At present the European Parliament comprises 705 MEPs elected in 27 EU Member States.

Parliament meets in plenary session 12 times per year in Strasbourg over four days (Monday to Thursday). Six times a year it also meets in Brussels for two days (Wednesday and Thursday). The session comprises daily meetings.

In the 2014 elections the Lisbon Treaty provides for a number of MEPs per country ranging from 6 for Malta, Luxembourg, Cyprus and Estonia to 96 for Germany.

Parliamentary work in the parliamentary committees is undertaken in Brussels.

How and where does an MEP work?

The Debates in Strasbourg

Parliament meets in plenary session 12 times a year in Strasbourg.

An MEP can speak in his capacity as “rapporteur” of the Committee of which he is a member, or on behalf of his political group or personally.

The Parliament’s annual calendar includes 12 plenary sessions which take place over four days in Strasbourg. Since MEPs do not sit in August two sessions are organised during another month.

Work in Brussels

Apart from the 12 annual plenary sessions there are six mini-sessions per year which last two days and which take place in Brussels. MEPs look into draft directives and regulations put forward by the European Commission.

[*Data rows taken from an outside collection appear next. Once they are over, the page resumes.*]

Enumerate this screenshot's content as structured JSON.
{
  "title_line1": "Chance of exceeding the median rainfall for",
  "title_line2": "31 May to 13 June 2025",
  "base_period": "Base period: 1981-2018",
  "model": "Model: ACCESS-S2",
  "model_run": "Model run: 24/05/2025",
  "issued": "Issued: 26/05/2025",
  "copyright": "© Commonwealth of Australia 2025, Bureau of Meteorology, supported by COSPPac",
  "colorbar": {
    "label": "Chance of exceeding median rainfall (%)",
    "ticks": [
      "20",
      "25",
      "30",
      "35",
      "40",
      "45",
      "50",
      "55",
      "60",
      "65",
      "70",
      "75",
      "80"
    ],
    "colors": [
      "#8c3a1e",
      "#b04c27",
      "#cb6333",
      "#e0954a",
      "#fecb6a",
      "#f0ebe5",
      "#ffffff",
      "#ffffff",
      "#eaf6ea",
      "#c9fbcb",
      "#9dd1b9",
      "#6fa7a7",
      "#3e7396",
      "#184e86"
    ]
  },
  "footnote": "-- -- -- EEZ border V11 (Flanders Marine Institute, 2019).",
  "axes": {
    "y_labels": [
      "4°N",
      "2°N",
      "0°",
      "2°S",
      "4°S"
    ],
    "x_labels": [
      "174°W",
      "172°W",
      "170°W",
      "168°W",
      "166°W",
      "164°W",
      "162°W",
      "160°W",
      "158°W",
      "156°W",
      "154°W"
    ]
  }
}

The parliamentary committees meet in Brussels two weeks per month.

The Work undertaken in the Political Groups in Brussels

There are 7 political groups in the present Parliament. Every MEP is affiliated to a group. Otherwise he sits with the “non-attached Members” who do not belong to any particular group (there are 43 in the European Parliament).

The MEP participates in meetings organised by the political group to which he belongs. This is where the positions are decided upon and which will then be defended firstly in the Committee and then in plenary session.

These meetings take place once a week.

How many MEPs are elected per Member State?

The Principle of Degressive Proportionality

In the wake of the European Union’s successive enlargements, the number of MEPs has constantly increased proportionally to the size of the population of the new member countries – this is why for example there are more German and French MEPs than there are from Luxembourg and Malta.

However to reduce the differences in representation between the “big” and “small” countries European parliamentarians do not represent the same number of voters depending on the member country in which they were elected. For example although an MEP represents on average around 679,000 inhabitants, Europeans living in the “small” countries are however over represented: there is one MEP for 82,500 inhabitants in Malta in comparison with one MEP for nearly 829,000 inhabitants in Germany. The greater a country’s population, the less it is represented from a proportional point of view.